Era determinación de la princesa conseguir una cita con el Dragón Blanco para rogar por la salud de su madre, y cuando el Consejo impuso la prohibición de que abandonara el castillo, se escapó siendo guiada por una estrella tímida y corrió todo lo largo de las Boreales, cayendo en el último tramo cuando estas se desvanecieron. Rodó cuesta abajo, lastimándose gravemente el cuerpo. Se manchó las manos de su propia sangre al rozar los cortes que se había hecho. El dolor fue lo primero que conoció en la tierra, así comenzó su andar y la caridad de unos campesinos, que la creyeron herida por bandidos, la sanó. Escondió de ellos sus alas que la identificaban como una hija de las estrellas, bajo una pesada capa. Amarró su cabellera oscura en una trenza que dejó caer a su espalda y echó a andar por los caminos, confundiéndose entre los muchos peregrinos que emigraban hacia la cima del sol naciente donde brillaba el palacio del Dragón Blanco.

El chico del mar

Se cruzó en su camino un chico cuyo cabello era rojo como el fuego más furioso, pero con los ojos azules de quien ha atrapado el mar en la mirada. Conocía el lenguaje de las sirenas, pues venía de las ciudades sumergidas en los océanos gobernadas por el dragón Tierel. Se mostró al principio un poco hosco con la muchacha, la trató como una campesina más, despreció su compañía hasta que la recurrencia de sus encuentros los obligó a ser compañeros de viaje. Tardaron días de conversaciones banales en sentarse frente a un atardecer en uno de los puertos que los sinceró, la misma intensidad azul se reflejaba del cielo al mar.

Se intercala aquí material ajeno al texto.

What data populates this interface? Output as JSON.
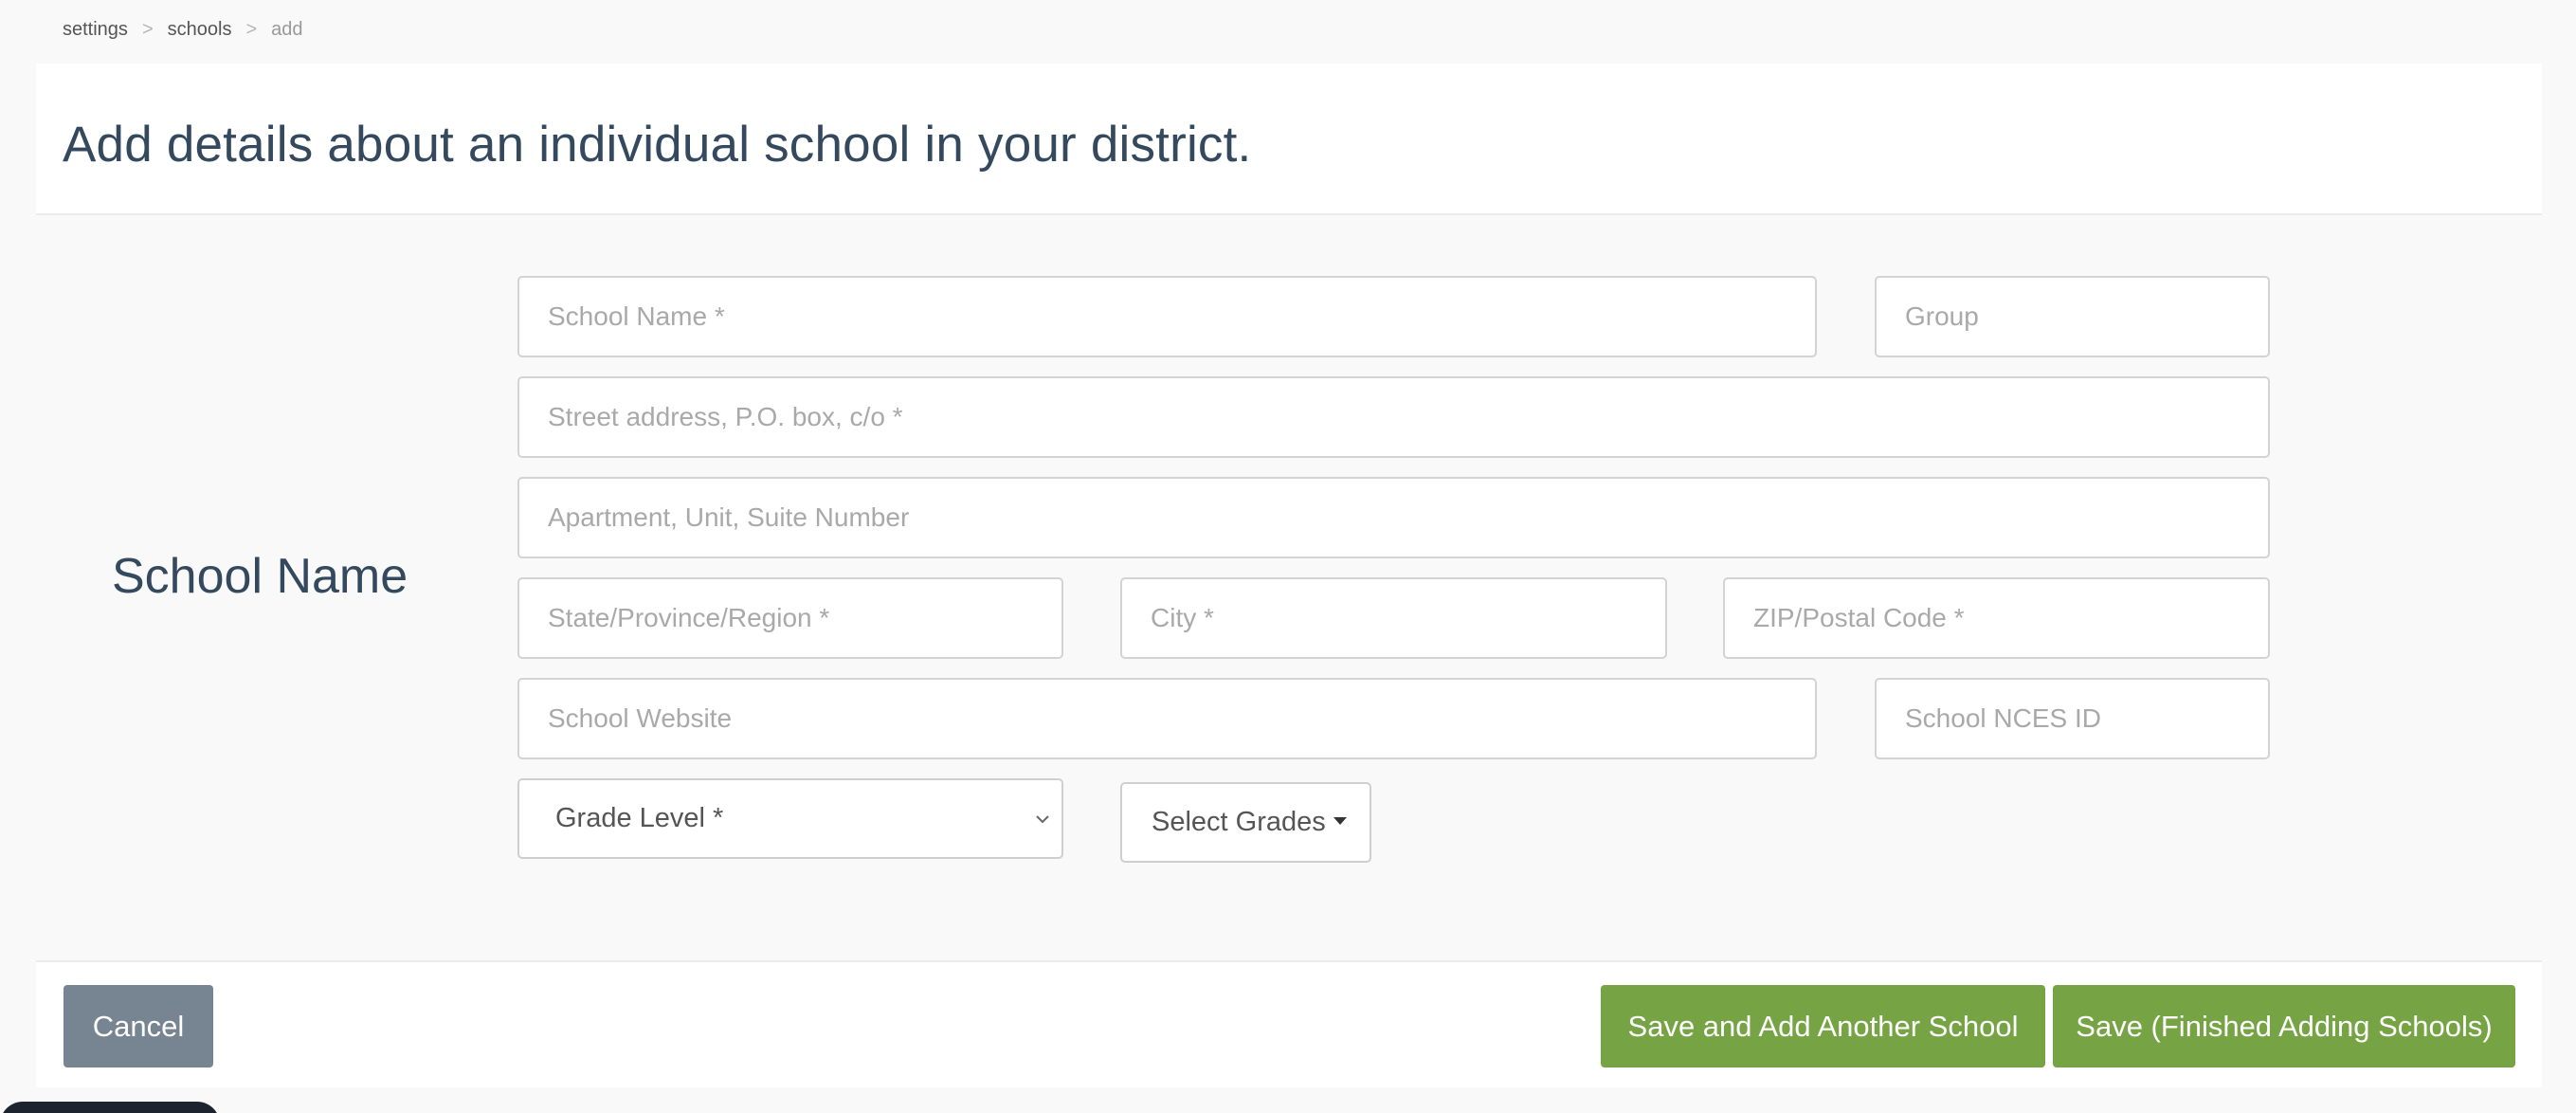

—¿Cuál es tu deseo? —preguntó Kobe.

—Deseo que mi madre se sane de su angustia —contestó ella.

Y él no entendió este deseo, frunció su ceño por la incomprensión.

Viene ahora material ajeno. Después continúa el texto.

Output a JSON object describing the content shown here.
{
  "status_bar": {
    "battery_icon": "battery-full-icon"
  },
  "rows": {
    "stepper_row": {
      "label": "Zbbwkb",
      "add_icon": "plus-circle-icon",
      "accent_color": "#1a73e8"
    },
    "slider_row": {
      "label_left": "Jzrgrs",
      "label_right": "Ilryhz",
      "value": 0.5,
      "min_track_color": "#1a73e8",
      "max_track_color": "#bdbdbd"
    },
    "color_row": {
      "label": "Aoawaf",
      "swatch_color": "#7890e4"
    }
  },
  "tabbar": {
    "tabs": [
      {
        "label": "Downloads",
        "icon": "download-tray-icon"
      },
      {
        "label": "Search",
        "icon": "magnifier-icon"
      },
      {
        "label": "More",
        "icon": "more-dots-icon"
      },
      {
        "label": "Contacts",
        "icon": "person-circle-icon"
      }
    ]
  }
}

—¿Por qué no pides un deseo para ti? Eres quien peregrina, el Deseo debe ser para ti.

Mirae no contestó, en cambio, preguntó por el suyo.

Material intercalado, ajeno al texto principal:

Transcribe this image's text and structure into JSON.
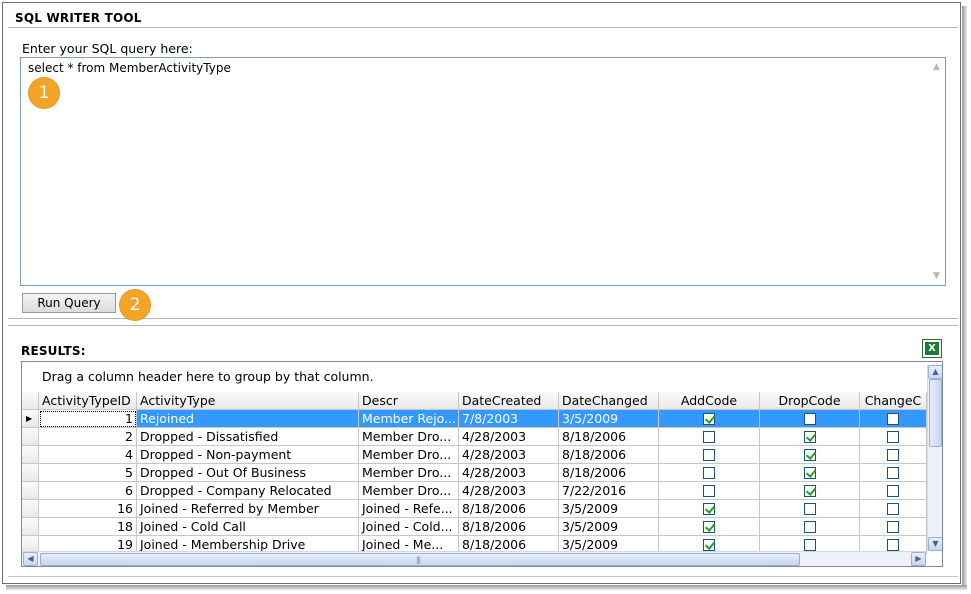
{
  "app": {
    "title": "SQL WRITER TOOL"
  },
  "editor": {
    "prompt": "Enter your SQL query here:",
    "query": "select * from MemberActivityType",
    "run_label": "Run Query"
  },
  "callouts": {
    "one": "1",
    "two": "2"
  },
  "results": {
    "title": "RESULTS:",
    "export_icon": "excel-icon",
    "group_hint": "Drag a column header here to group by that column.",
    "columns": [
      "ActivityTypeID",
      "ActivityType",
      "Descr",
      "DateCreated",
      "DateChanged",
      "AddCode",
      "DropCode",
      "ChangeC"
    ],
    "rows": [
      {
        "id": "1",
        "type": "Rejoined",
        "descr": "Member Rejo...",
        "created": "7/8/2003",
        "changed": "3/5/2009",
        "add": true,
        "drop": false,
        "change": false
      },
      {
        "id": "2",
        "type": "Dropped - Dissatisfied",
        "descr": "Member Dro...",
        "created": "4/28/2003",
        "changed": "8/18/2006",
        "add": false,
        "drop": true,
        "change": false
      },
      {
        "id": "4",
        "type": "Dropped - Non-payment",
        "descr": "Member Dro...",
        "created": "4/28/2003",
        "changed": "8/18/2006",
        "add": false,
        "drop": true,
        "change": false
      },
      {
        "id": "5",
        "type": "Dropped - Out Of Business",
        "descr": "Member Dro...",
        "created": "4/28/2003",
        "changed": "8/18/2006",
        "add": false,
        "drop": true,
        "change": false
      },
      {
        "id": "6",
        "type": "Dropped - Company Relocated",
        "descr": "Member Dro...",
        "created": "4/28/2003",
        "changed": "7/22/2016",
        "add": false,
        "drop": true,
        "change": false
      },
      {
        "id": "16",
        "type": "Joined - Referred by Member",
        "descr": "Joined - Refe...",
        "created": "8/18/2006",
        "changed": "3/5/2009",
        "add": true,
        "drop": false,
        "change": false
      },
      {
        "id": "18",
        "type": "Joined - Cold Call",
        "descr": "Joined - Cold...",
        "created": "8/18/2006",
        "changed": "3/5/2009",
        "add": true,
        "drop": false,
        "change": false
      },
      {
        "id": "19",
        "type": "Joined - Membership Drive",
        "descr": "Joined - Me...",
        "created": "8/18/2006",
        "changed": "3/5/2009",
        "add": true,
        "drop": false,
        "change": false
      }
    ],
    "selected_row": 0
  },
  "colors": {
    "accent_badge": "#f3a52a",
    "selection": "#3399ff",
    "excel_green": "#1e7b34"
  }
}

—Deseo que el Dragón Blanco me devuelva la herencia y el lugar que me corresponde por nacimiento, que me arrebataron.

Se enteró así la princesa que viajaba con quien había sufrido la injusticia del destrono siendo tan joven, y para devolverle la sinceridad que había recibido de él, le confesó su propio pesar. Mostró sus alas rotas ocultas bajo la capa y la incomprensión del chico fue mayor.

—Podrías pedirle al Dragón Blanco que te sane a ti —opinó.

Y ella no le respondió, porque la razón de su peregrinación seguía siendo la misma desde que tenía memoria.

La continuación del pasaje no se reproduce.